My husband and I had this past week off, and decided rather last minute to take a quick trip out to NYC to visit some friends for a few days.  We drove out Wednesday and came back late last night.  It was great —our friends live in the Greenpoint area of Brooklyn and seeing them was wonderful.

The weather was pretty chilly, so while our friends were at work on Thursday and Friday, we visited the Metropolitan Museum of Art and the Natural History Museum.  More to come about both.  But first, here are a few things I wouldn’t say no to,  should any of these items from the Met decide to show up at our house:

Flatware by Carl Otto Czeschka of the Wiener Werkstaette, circa 1900. The proportions on this flatware set were profoundly pleasing to me, I absolutely wanted to eat something just to enjoy how the pieces would feel in my hands. The handles were appealingly substantial, and the proportions of the business ends were slightly petite, like they'd keep you from taking too big of a bite of anything and were nicely shaped. Look at the tines on the fork! And I loved the malachite detail on the ends of the handles. Lovely.

Ceramic art nouveau mantle, attributed Desire Muller circa 1900. We don’t have a fireplace, but this would certainly motivate me to add one!

Charles Rohlfs and Anna Katharine Green, oak desk chair from the Rohlfs Home, circa 1898–99. I think it's a bit too narrow to be practical, but my husband really loved this very stylized chair. Picture is terrible, had a hard time getting crisp shots with the museum setting on my camera.

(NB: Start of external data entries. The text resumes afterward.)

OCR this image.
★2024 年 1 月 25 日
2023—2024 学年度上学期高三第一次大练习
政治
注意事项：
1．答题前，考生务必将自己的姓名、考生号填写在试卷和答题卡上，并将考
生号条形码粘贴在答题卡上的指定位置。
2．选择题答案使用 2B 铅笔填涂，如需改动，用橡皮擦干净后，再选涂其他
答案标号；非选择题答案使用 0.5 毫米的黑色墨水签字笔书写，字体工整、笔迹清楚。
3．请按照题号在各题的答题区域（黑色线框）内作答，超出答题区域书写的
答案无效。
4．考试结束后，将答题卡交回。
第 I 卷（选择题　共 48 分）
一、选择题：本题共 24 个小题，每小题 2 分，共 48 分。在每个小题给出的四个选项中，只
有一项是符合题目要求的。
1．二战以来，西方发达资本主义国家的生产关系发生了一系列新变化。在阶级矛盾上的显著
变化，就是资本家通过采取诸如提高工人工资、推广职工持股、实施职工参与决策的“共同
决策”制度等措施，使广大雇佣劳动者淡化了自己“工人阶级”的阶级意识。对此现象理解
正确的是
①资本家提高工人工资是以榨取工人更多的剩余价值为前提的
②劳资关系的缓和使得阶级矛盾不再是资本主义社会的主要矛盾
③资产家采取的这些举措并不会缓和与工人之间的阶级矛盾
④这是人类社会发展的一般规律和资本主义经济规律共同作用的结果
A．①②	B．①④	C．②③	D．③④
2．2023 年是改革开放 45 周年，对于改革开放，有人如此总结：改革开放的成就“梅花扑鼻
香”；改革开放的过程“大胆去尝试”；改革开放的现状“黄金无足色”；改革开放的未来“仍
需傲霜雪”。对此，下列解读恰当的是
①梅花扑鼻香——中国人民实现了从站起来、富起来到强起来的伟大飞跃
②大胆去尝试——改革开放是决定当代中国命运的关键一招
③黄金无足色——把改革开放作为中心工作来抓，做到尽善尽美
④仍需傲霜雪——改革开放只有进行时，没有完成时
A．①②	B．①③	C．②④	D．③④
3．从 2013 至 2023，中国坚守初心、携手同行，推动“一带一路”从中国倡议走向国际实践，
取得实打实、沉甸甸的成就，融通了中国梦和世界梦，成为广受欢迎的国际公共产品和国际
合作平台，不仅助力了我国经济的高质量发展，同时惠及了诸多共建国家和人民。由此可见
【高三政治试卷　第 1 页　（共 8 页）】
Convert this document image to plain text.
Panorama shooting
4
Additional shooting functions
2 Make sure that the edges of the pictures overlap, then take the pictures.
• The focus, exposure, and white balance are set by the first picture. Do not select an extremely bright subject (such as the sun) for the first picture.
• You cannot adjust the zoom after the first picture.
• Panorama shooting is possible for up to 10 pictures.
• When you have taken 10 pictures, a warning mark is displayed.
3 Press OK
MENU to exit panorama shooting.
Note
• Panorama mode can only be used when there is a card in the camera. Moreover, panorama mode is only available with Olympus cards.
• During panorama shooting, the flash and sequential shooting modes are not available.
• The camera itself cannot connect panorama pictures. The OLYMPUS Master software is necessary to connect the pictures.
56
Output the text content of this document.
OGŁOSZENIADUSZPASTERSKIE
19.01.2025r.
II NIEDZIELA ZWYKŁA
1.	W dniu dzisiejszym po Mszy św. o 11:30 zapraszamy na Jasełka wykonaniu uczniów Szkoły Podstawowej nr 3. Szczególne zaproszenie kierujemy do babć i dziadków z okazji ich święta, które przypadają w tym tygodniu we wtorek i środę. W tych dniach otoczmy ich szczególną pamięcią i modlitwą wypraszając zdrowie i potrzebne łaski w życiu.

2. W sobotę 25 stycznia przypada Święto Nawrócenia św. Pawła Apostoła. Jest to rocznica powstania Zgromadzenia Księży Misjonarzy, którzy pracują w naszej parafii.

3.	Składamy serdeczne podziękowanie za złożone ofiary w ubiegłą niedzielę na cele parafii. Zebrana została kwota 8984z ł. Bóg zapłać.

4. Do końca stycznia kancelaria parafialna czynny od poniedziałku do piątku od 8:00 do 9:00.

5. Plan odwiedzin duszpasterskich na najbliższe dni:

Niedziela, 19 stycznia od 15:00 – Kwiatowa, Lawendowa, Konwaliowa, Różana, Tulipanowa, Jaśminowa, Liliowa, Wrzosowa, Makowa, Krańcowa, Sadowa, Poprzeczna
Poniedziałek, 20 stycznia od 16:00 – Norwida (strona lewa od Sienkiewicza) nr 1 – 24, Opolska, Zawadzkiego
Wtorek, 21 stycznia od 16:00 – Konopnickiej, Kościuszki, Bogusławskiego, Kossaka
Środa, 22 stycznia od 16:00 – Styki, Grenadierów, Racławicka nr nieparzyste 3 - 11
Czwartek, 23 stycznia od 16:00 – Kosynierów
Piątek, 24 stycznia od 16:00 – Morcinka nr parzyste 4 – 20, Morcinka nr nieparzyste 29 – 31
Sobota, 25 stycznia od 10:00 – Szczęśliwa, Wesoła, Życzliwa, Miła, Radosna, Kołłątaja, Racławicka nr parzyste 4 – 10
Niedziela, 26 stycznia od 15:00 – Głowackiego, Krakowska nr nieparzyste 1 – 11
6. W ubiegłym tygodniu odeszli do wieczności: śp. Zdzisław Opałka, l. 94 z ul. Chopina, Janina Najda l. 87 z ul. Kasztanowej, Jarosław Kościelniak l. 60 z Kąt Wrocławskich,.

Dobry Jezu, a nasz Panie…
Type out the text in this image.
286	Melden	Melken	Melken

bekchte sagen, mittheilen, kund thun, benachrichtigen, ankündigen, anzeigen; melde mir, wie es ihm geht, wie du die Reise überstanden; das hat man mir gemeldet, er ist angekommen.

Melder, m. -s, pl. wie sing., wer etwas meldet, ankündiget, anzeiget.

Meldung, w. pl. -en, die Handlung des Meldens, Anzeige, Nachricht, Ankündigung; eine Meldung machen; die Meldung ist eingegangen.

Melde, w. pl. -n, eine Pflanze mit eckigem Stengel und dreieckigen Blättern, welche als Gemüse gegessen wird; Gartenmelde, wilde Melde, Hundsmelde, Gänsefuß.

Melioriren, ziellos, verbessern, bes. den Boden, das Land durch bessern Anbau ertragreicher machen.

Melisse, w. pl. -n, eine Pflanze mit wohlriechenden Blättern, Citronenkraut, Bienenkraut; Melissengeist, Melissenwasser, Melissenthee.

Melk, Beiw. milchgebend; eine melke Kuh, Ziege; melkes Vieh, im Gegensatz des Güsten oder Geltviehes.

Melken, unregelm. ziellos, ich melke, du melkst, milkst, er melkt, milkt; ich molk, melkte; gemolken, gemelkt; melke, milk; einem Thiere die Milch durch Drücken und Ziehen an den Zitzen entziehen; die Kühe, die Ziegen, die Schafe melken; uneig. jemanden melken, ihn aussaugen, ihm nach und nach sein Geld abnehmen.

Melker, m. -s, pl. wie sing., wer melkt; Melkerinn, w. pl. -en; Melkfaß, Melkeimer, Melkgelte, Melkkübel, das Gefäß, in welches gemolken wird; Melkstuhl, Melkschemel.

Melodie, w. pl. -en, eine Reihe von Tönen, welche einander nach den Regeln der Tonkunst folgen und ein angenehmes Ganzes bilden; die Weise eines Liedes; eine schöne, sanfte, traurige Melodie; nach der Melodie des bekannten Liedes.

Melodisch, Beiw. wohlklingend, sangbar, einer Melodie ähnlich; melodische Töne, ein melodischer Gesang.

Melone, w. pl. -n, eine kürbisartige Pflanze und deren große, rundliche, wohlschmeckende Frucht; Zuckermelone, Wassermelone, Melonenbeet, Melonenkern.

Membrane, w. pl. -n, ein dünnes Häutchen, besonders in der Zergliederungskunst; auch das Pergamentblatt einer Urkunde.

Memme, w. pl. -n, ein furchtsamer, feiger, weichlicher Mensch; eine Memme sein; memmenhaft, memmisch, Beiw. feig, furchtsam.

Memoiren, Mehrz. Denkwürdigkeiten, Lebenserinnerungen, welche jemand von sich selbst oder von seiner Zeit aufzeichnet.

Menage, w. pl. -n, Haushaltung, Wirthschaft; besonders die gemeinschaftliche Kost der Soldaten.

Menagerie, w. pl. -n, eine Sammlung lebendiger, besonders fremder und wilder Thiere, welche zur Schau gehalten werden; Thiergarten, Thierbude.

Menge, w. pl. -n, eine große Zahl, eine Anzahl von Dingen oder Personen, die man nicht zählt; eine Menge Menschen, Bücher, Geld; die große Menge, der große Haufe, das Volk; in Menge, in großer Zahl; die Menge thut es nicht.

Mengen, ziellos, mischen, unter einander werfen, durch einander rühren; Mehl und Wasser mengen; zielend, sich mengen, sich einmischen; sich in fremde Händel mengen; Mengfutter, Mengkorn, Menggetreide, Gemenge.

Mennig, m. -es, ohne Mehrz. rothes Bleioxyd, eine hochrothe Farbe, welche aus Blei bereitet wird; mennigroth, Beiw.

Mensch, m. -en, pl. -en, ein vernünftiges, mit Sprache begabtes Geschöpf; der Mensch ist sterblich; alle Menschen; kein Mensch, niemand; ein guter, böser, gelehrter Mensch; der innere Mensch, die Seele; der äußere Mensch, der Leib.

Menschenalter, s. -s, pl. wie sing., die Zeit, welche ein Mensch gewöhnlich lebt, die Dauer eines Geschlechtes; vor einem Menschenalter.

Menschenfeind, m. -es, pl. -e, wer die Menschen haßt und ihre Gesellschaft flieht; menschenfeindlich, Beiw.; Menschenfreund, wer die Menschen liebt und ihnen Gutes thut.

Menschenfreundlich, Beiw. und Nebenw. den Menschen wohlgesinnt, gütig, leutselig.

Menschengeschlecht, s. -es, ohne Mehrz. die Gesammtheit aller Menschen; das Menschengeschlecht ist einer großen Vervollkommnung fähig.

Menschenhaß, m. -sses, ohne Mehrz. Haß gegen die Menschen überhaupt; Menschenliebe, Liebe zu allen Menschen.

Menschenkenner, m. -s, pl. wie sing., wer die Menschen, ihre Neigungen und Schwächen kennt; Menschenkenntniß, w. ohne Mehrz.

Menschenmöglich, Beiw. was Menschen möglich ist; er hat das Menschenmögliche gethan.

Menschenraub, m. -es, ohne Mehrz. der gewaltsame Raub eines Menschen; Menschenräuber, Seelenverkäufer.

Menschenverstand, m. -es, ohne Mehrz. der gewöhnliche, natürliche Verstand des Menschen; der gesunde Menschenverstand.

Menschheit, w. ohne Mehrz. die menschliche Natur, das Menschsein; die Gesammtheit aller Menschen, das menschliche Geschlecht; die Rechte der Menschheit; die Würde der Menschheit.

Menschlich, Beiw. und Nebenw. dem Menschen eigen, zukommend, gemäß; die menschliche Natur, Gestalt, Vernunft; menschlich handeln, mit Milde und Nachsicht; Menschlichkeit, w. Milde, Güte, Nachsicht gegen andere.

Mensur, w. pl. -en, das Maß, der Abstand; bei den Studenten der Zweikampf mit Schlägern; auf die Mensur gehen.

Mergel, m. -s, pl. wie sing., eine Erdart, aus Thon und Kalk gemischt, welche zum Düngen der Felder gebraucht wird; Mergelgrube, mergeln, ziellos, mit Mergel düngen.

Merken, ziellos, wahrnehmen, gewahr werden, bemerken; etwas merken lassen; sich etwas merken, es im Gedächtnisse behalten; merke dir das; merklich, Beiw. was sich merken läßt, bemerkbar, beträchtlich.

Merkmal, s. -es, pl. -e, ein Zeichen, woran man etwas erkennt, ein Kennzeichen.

Reproduction federal era klismos style chair. The original set was in James Madison's White House and was lost in the fire in 1820. Graceful, elegant, comfortable, and referencing the Greeks, it's pretty much everything I could I want in a chair.

Cabinet-Vitrine, by Gustave Serrurier-Bovy, circa 1899. Since I'm dreaming, I could definitely find a spot for this astoundingly gorgeous carved wood cabinet. My picture doesn't even come close to capturing how glowing and alive the wood looked. Breathtaking.


3 thoughts on “I Wouldn’t Say No…

  1. woodbridge says:

    I’m planning a trip to NY and the Met in particular to see Rohlfs desk chair. I’ve built a reproduction (http://lumberjocks.com/projects/64490) but would love to have a close-up look at the original.

    • How exciting, have a great trip! Give yourself plenty of time at the Met, there’s so much to see. I could easily have spent another day or two there, no question. Your version of the Rohlfs chair is really beautiful, you did a wonderful job with the cellular structure carving. How long did that project take you, start to finish?

      • woodbridge says:

        Thanks. In total there is about 50 hours constructing and finishing the chair over a period of about 15 days. This does not include the time to draw up the plans, based on some pictures from the internet and books. I’m looking forward to seeing the actual chair and some of he details that I could not get from the pictures.